The following review was contributed by ‘X-Stream Pontiff’, Mr Raymond Babel, whose Babel Anthology, featuring new English writing and French literature in translation, will be launched on May 1st at the Albion Beatnik bookstore in Jericho. Several Oxford Arts Group members have contributed to this exciting new tome, including Mr Bable himself.
Reading (pronounced like ‘Otis’, not like what folks did on long train journeys before they invented Eyepads) is a would-be klone town (with leftover Victorian and Georgian and even older bits overlooked for renewal by a careless council).

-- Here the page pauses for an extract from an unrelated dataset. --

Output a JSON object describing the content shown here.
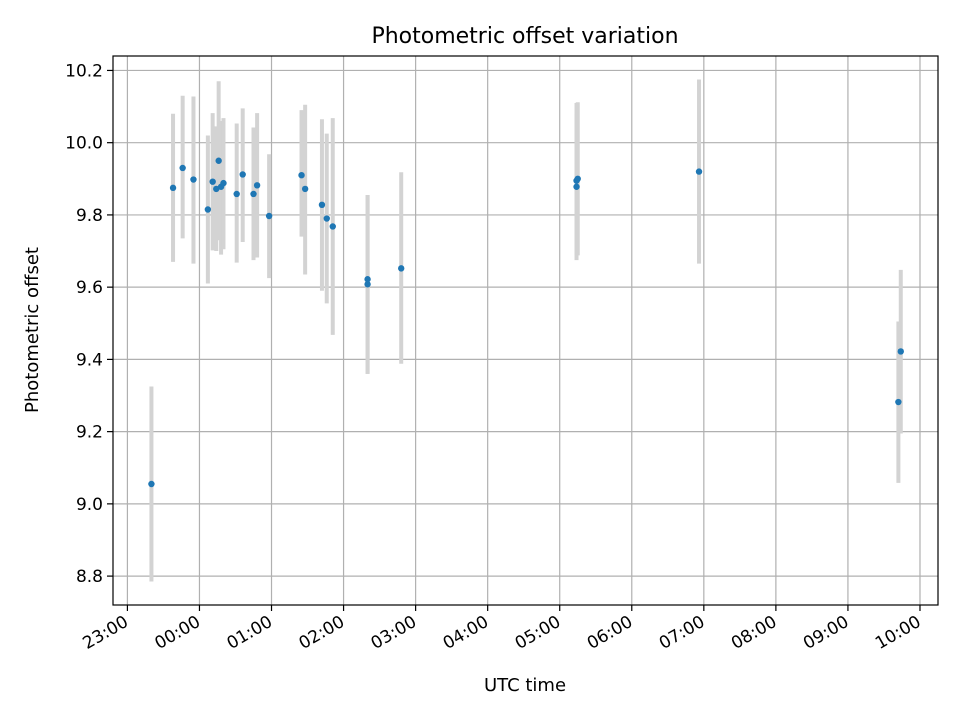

It is conveniently situated between Oxford and Smokeyvile our national capital godsavethequeen and eton college too, so that train drivers could stop for a fag and a cuppa in timesofyore.
On Saturday it was the chosen target for a select core of snow warriorz under the command of ‘Neilyboy’ Nil Anderstun on a mish to visit the John Tweed sculpture exhibition at the Museum of Reading (pronounced Otis). Tweed was a man with a split personality who on the one hand, inspired or perhaps just egged on by his friend Auguste Rodin, turned out sensitive and sensual nudes of various girlfriends, with particularly finely done upper arms and buttock muscles sleeping under their cold smooth marble.
On, or possibly with the other hand, after the Boer War, Tweed turned out great brooding fat Queen Vicky statues, one portrayed in a bizarre photo of the Yemen on the exhibition end wall; as well as cock o’ the walk Cecil Rhodes figures, an example of which can be seen in the exhibition surveying his domain in Bulawayo, ex Southern Rhodesia, now Zimbabwe. No doubt President-for-Life Roberto Mugabe lays a wreath there every year.
Great documentation, sketches, photographs etc in the exhibition fill out this hardworking artists’ career for us — and it’s free. God bless Otis.
After the Tweed exhibition, the snowpeople looked at a stuffed stoat, a Roman suburb mock-up (with togas to try out) and a medley of biscuit tins. The Otis or Bikky museum has summat for all. Your reviewer was installed, in the Fake Bayeux Tapestry Gallery, as Xtreem Poncetiff (similar to supreme pontiff and also travels on buses, so where’s my palace and red shoes, innit?)
And then we had cake and sandwiches at the picnic cafe, which has good soup and choc tarts.
Ray Babel of Babel Anthologies. Abridged and interpreted by Neil Anderson.